How the units are used
As was hinted at above, the one thing that makes radiation measurement so difficult to understand in simple terms is that the units most suitable for expressing what we are after by "how much radiation is bad for me" are dependent on the pathway of contamination by the substance. For example, eating contaminated food could affect the body much differently than breathing contaminated dust, even if the contamination is from the same radionuclide! One can hold certain radionuclides that are primarily alpha-emitters (such as plutonium-239) in one's bare hand with little to worry about - until one scratches an eye or touches one's nose or face and thus inhales minute amounts of the alpha-emitting plutonium. Then, without the skin to stop it, those alpha particles will do some very bad things to one's internal organs. Therefore, when assessing the possible effects on members of the public as a result of a large-scale nuclear materials release where they're likely to inhale or ingest the radionuclides, it becomes necessary to express the long-term health effects, and one must use the unit sievert. For the special cases where someone has received a massive dose from, say, standing unshielded right in front of a large, sudden neutron flux6 , the effects are so spectacularly bad that discussing dose in terms of Sv becomes moot, and actual energy absorbed (using Gy) becomes a more accurate expression of what physical harm one will suffer. For a quick expression of how much "radiation" is present due to some lump of all sorts of radionuclides, one might use the simple and convenient unit of becquerels. Each unit has its specific uses, and like any unit of measurement, care should be taken in confusing the "equivalence" of each unit. These three units do not measure the same things, but measure distinctly different aspects of closely related things. Now it becomes apparent why this stuff is so difficult to understand in real world, simple terms! Comparing doses like 2 mSv versus 200 mSv is complex enough, let along making the confusing comparison of what 100 Gy versus 100 Sv means, or what 40 billion Bq of depleted uranium might mean in terms of Gy or Sv.

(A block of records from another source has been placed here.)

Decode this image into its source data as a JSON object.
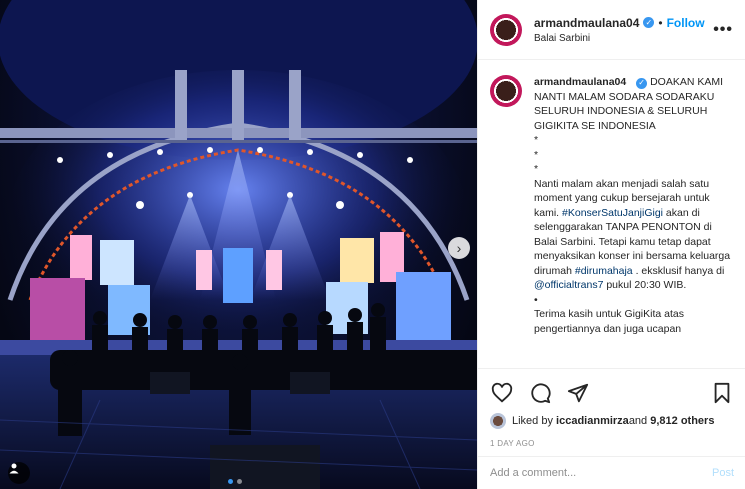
{
  "post": {
    "image_alt": "Concert stage at Balai Sarbini",
    "carousel_dots": 2,
    "active_dot": 0
  },
  "header": {
    "username": "armandmaulana04",
    "verified": true,
    "separator": "•",
    "follow_label": "Follow",
    "location": "Balai Sarbini",
    "more_icon": "more-horizontal-icon",
    "more_glyph": "•••"
  },
  "caption": {
    "username": "armandmaulana04",
    "text_1": "DOAKAN KAMI NANTI MALAM SODARA SODARAKU SELURUH INDONESIA & SELURUH GIGIKITA SE INDONESIA",
    "bullet": "*",
    "text_2a": "Nanti malam akan menjadi salah satu moment yang cukup bersejarah untuk kami. ",
    "hashtag_1": "#KonserSatuJanjiGigi",
    "text_2b": " akan di selenggarakan TANPA PENONTON di Balai Sarbini. Tetapi kamu tetap dapat menyaksikan konser ini bersama keluarga dirumah ",
    "hashtag_2": "#dirumahaja",
    "text_2c": " . eksklusif hanya di ",
    "mention_1": "@officialtrans7",
    "text_2d": " pukul 20:30 WIB.",
    "bullet_2": "•",
    "text_3": "Terima kasih untuk GigiKita atas pengertiannya dan juga ucapan"
  },
  "actions": {
    "like_icon": "heart-icon",
    "comment_icon": "comment-icon",
    "share_icon": "send-icon",
    "save_icon": "bookmark-icon"
  },
  "likes": {
    "prefix": "Liked by ",
    "user": "iccadianmirza",
    "middle": " and ",
    "others": "9,812 others"
  },
  "date": "1 DAY AGO",
  "comment_box": {
    "placeholder": "Add a comment...",
    "post_label": "Post"
  },
  "colors": {
    "accent": "#0095f6",
    "verified": "#3897f0",
    "post_disabled": "#b2dffc",
    "link": "#00376b"
  }
}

To sum it all up, people are a problem ... quite literally! Due to the complexities of the human body and how widely varied individual biological systems and people are, there's no simple way to convert between Bq and Sv without making some fundamental assumptions about the exact specifics of the biological systems and/or people involved. In addition, the amounts and types of radionuclides, their energies, their chemical form, the pathways or means by which the radionuclide enters the biological system, how long it is likely to remain, the age of the exposed individuals, the organs affected, all of these factors must be taken into account when trying to answer the fundamental question of "how much radiation is bad?" That's a lot to ask of just one unit of measure, so we have three.
The topic of "what level of radiation is bad for the human body" continues to be hotly debated all over the World, with obvious socio-politicical and health/environmental ramifications. The general consensus amongst the most brutally honest scientists, medical professionals, and engineers is that no one really knows for sure - but we are continually learning and improving.